IPO Watch: Cashed-up Castile is already weighing up development options for Rover 1
IPO Watch
IPO Watch
Top 10 Aussie gold producer Westgold Resources (ASX:WGX) has spun its Northern Territory gold-base metal assets into Castile Resources, which hits the bourse this Friday with a market cap of about $40m.
Castile Resources (ASX:CST) issued about 100 million shares at 20c each to raise almost $20m. That’s a pretty handy cash pile to start listed life with, and enough to set Castile on the path to project development.
Castile’s main game is the advanced Rover project near Tennant Creek. Rover is believed to be an extension of the Tennant Creek mineral field, which has produced a total 5.5 million ounces of gold and 345,000 tonnes of copper.

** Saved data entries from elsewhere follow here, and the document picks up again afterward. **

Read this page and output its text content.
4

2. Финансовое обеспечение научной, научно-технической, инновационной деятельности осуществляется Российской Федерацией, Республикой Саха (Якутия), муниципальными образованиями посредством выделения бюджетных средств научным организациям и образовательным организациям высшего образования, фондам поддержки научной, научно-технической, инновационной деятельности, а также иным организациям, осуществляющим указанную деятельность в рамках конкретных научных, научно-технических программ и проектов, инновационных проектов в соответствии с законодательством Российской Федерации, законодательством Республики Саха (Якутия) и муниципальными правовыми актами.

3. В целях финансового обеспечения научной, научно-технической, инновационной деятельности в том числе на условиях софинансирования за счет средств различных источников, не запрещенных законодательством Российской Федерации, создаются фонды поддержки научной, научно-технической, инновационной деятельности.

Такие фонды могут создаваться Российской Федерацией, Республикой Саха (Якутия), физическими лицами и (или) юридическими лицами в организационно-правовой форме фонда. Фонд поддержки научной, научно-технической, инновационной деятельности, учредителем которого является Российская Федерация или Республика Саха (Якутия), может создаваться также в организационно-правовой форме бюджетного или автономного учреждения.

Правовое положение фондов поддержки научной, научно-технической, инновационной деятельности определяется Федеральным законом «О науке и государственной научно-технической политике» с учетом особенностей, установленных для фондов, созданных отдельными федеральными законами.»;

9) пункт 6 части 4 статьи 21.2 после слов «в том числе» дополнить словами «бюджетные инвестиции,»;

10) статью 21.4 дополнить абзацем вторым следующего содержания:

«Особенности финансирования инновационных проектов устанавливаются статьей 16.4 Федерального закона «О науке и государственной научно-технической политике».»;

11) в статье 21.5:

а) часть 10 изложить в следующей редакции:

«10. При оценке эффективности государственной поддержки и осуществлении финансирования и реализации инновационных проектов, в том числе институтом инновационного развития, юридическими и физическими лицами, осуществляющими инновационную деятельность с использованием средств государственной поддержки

Castile’s most advanced prospect is the high-grade – but pretty deep — Rover 1 iron oxide-copper-gold discovery, which has been gathering dust in the basement of Westgold’s portfolio for a number of years.
Non exec chairman Peter Cook says Rover 1 was a significant virgin and blind discovery made in 2008 under several hundred metres of cover.
“Westgold at that point in time was awarded the Gold Mining Journal ‘explorer of the year’ award for the discovery of Rover 1,” he says.
“Since then the assets have been sidelined by lower commodity prices and the competition with Westgold’s other assets.”
According to CSA Global, Rover 1 is similar to deposits in the Tennant Creek district like Warrego, a major mine that produced more than 1.2 million ounces of gold, 80,000 tonnes of copper, and 10,000 tonnes of bismuth in the 1970s.
Rover 1 has a current resource of 386,000oz gold, 459,000oz silver, and 83,000 tonnes copper, with additional cobalt and bismuth credits.
This resource includes high-grade gold ‘cores’ grading 7 grams per tonne (g/t) for 300,000oz.
But there’s probably more where that came from. Last drilling occurred back in 2015, targeting resource extensions through the ‘Jupiter Deeps’ zone of Rover 1.
High-grade mineralisation was intersected in a relatively wide zone in three of four drill holes, showing that the mineralisation keeps going. This wasn’t included in the resource, and no field work has happened since.
A scoping study completed by Westgold on a 60,000oz a year underground mining development back in 2010 “confirmed the deposit held prospects for eventual economic extraction”, Castile says.
Castile says it will now kick off a new scoping study on the Rover 1 development, but a broader exploration program has only just started.
Castile has outlined a three-year plan, with an initial six-month period of target assessment focusing on six more ‘blind’ targets at Rover.